Frei heraus, doch in wohlgeformten Sätzen, voller Sinn und Authentizität, äußert sich die alte unscheinbare Frau. Sie spricht den Leser damit direkt an, ohne dies vorrangig zu wollen. Ihr ganzes Leben lang wurde sie unterschätzt, ja, auch im Pflegeheim, in dem sie heute still und unscheinbar lebt. Im Inneren ist sie aber immer noch die junge dynamische Frau, welche alle Hürden nahm, die da Leben ihr stellte. Sie hat sich nicht abgefunden, sie hat nie aufgegeben. Das ist bewundernswert und Ansporn zugleich.

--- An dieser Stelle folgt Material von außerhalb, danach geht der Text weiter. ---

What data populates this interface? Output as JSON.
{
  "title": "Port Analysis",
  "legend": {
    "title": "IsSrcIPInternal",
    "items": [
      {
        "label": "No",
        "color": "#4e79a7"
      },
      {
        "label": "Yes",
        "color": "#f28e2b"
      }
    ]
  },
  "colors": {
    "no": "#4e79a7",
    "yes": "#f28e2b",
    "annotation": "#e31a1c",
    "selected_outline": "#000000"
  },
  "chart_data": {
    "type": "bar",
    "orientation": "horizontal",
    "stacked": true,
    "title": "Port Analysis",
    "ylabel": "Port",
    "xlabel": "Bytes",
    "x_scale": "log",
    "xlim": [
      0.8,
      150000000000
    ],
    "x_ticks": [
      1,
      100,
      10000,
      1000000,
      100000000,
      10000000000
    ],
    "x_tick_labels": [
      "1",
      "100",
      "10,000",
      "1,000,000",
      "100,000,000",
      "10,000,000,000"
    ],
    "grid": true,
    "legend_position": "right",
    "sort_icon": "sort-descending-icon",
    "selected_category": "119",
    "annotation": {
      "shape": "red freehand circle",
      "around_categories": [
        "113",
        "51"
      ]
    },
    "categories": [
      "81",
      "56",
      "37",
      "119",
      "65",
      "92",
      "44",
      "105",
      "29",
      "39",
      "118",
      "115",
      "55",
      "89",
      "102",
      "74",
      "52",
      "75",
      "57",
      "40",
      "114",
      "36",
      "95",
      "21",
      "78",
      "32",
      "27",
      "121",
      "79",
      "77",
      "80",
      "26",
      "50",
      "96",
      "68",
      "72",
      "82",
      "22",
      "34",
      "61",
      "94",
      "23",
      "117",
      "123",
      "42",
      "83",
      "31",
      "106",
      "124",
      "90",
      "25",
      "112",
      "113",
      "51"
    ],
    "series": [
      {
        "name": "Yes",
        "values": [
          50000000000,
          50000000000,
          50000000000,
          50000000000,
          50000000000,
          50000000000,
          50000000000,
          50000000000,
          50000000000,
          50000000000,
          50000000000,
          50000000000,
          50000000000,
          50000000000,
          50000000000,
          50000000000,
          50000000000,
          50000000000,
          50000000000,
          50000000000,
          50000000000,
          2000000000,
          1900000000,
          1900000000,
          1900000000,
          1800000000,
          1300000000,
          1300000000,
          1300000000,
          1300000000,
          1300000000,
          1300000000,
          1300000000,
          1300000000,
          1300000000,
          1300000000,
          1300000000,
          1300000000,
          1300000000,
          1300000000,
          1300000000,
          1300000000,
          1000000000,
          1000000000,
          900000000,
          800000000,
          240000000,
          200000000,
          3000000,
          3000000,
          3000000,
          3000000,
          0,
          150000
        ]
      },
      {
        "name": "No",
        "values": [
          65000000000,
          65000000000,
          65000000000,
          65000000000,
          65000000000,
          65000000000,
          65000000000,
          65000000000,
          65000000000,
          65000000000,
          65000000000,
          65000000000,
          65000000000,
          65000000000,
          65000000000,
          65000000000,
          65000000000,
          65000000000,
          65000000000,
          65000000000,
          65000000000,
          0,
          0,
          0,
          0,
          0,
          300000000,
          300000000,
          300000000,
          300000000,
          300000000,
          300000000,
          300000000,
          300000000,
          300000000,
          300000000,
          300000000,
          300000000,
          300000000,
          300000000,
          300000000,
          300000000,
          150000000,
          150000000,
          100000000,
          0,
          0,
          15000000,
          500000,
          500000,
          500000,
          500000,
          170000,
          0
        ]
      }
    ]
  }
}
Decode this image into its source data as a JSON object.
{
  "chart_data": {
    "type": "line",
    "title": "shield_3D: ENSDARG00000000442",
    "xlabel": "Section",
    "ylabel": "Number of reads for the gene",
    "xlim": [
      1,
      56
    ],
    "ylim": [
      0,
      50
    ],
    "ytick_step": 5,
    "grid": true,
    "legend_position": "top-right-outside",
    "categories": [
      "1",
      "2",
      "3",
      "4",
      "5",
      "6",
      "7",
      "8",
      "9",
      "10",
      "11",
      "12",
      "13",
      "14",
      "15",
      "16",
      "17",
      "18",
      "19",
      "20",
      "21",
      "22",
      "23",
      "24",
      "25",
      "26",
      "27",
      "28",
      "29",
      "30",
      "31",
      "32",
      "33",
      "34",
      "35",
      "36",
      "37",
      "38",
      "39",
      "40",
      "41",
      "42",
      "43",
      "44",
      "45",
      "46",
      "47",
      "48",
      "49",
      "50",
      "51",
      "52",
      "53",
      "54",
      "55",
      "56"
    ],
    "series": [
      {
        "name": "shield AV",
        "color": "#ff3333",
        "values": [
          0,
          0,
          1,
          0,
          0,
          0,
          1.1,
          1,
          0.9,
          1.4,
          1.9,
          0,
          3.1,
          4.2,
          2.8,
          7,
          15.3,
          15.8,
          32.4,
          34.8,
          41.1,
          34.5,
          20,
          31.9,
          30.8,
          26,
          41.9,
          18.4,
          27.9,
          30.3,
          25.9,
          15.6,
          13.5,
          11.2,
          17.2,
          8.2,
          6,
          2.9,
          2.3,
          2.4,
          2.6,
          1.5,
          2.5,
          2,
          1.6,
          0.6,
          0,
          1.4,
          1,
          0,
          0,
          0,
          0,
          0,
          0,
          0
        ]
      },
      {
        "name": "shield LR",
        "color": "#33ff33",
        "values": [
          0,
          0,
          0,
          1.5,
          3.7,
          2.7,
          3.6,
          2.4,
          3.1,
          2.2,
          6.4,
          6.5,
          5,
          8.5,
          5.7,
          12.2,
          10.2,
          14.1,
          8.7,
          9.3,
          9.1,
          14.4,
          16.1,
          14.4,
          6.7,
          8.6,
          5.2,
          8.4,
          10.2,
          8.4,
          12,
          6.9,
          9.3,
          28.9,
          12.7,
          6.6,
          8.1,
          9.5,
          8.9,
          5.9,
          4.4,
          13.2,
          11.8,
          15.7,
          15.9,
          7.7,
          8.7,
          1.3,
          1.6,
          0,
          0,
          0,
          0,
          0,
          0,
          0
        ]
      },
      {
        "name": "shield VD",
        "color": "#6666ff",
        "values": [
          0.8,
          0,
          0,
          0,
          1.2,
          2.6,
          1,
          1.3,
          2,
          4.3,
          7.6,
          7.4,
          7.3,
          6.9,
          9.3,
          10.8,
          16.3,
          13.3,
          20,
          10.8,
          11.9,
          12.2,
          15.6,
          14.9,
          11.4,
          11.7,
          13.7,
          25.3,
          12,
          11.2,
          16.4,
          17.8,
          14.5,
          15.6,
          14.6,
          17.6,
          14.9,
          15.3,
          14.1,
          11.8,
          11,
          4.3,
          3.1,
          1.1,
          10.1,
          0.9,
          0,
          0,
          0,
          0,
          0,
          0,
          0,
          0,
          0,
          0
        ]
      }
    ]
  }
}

Für sie war und ist Leben Bewegung. Es war ein Kampf, der viel Kraft und Durchhaltevermögen erforderte. Sie lief, doch ihrer Zeit konnte sie nicht davon laufen. Alles hat seinen Preis und auch sie bezahlt für ihr Anderssein; u. a. mit einem Alleinsein, nicht nur in Gedanken. Sie hat sich das nicht ausgesucht oder gewünscht. Doch es ist, wie es ist und danach handelt sie. Dabei ist sie immer ganz sie selbst. Ihr Leben – ein Laufen, ein Ankommen wollen. Auch ihre Gedanken stehen nicht still. Anfangs war es wie eine Art Flucht, heraus aus dem Alltag, aus dem vorgegebenen damaligen vorbestimmten Weg, den eine Frau gefälligst zu gehen hat. Das Buch ist IHR ganz persönliches Rennen, bei deren Zieleinlauf wir vielleicht mit dabei sind.
In Rückblicken erzählt sie ihre Geschichte. Die beiden jungen Menschen, die sie interviewen, bleiben dabei farblos, ja, regelrecht unwichtig und dienen meinem Empfinden nach nur als Mittel zum Zweck. Bisweilen wirken die gegenwärtigen Passagen viel interessanter, als ihre mitunter ausschweifenden Kindheitserinnerungen. Dieser Eindruck ist aber eher subjektiv.
Eine absolut lesenswerte Biographie einer außergewöhnlichen Frau – emotional, ergreifend, mitreißend, beispielhaft.